More and more I find myself biting my tongue in public.
I'm sure that sounds strange, but consider this common scenario: I find myself in an elevator with a young couple and their gorgeous little child. My first inclination is to say "He/She is beautiful", but I'm afraid it's going to come out with a hitch in my voice or a weird overtone, and make the parents nervous. Worse, they might ask if I have any children, at which point what am I going to say?
So I smile and nod and try not to look like I'm fighting demons. And after an hour or two of this, I'm done: it's time to go home before I lose it.
Even worse is running into people whom I know but don't consider close friends. They ask how I'm doing, and of course they want to hear that I'm fine, but I'm not. And I don't want to unload on them, because that isn't actually going to make me feel any better, and certainly won't improve their day. So I wind up saying "We're struggling" (understatement) and changing the subject.
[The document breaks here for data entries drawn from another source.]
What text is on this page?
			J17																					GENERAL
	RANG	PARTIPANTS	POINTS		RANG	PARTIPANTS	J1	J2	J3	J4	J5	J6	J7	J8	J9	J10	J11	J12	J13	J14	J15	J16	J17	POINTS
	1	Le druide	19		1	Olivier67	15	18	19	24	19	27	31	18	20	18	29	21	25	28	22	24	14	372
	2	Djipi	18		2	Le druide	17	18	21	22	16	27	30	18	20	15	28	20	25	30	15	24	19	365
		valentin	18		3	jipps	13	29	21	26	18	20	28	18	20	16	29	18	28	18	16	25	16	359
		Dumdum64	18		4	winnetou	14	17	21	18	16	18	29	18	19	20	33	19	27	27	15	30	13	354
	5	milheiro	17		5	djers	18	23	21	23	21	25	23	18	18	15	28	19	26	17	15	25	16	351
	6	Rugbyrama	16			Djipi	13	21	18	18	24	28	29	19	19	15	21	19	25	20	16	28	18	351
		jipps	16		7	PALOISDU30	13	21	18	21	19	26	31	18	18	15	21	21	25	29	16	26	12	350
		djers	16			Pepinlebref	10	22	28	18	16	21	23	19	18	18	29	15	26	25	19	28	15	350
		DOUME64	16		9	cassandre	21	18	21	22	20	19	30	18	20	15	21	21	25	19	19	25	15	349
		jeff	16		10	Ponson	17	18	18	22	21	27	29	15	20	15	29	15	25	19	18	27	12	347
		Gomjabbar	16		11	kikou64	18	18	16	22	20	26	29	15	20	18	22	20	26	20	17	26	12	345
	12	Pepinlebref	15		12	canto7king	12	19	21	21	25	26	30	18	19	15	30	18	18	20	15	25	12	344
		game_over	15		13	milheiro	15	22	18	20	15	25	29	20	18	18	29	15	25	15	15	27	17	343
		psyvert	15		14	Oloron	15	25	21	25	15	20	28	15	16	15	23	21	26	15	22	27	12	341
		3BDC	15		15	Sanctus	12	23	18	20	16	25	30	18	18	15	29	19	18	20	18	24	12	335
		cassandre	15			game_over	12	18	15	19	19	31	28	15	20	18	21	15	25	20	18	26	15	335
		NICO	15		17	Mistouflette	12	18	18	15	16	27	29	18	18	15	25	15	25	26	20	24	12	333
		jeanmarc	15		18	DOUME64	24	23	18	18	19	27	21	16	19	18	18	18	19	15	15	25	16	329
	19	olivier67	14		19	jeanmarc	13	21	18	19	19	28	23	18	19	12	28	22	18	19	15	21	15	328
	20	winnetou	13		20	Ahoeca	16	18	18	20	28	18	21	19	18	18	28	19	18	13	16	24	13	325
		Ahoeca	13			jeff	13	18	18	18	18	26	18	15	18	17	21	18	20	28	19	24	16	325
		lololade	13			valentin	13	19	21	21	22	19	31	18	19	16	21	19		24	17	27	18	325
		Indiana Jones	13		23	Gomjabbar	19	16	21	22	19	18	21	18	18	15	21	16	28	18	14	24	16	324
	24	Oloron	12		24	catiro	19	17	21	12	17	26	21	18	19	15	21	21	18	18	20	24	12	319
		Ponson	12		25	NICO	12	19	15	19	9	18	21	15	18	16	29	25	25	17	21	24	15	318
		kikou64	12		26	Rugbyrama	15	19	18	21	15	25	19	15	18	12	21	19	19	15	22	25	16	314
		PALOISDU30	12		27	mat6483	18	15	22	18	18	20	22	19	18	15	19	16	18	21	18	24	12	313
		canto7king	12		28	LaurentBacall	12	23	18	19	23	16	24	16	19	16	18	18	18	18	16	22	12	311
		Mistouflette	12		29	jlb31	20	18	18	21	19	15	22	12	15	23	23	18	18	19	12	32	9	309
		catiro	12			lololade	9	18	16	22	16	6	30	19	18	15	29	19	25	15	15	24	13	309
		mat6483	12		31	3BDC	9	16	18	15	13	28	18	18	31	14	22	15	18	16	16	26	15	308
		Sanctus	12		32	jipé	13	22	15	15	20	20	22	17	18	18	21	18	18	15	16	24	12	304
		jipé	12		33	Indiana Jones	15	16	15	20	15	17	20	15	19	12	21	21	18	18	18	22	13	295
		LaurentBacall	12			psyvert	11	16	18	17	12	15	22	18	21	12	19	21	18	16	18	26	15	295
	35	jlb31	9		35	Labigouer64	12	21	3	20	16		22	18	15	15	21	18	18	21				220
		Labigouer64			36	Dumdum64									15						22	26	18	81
On the other hand, occasionally I run into someone I know who is close enough that they "get it": they understand that of course I'm not OK, and really want to know how I'm doing today. These people are lifesavers, because I don't need to explain anything to them, and they have no expectations for me to fail to live up to.
Best of all, these people remind me of Katie's goodness and impact on so many people. Anyone who knows me is well aware that I'm not a "spiritual" person, but there's an energy transfer that occurs in these situations that some would put in that category.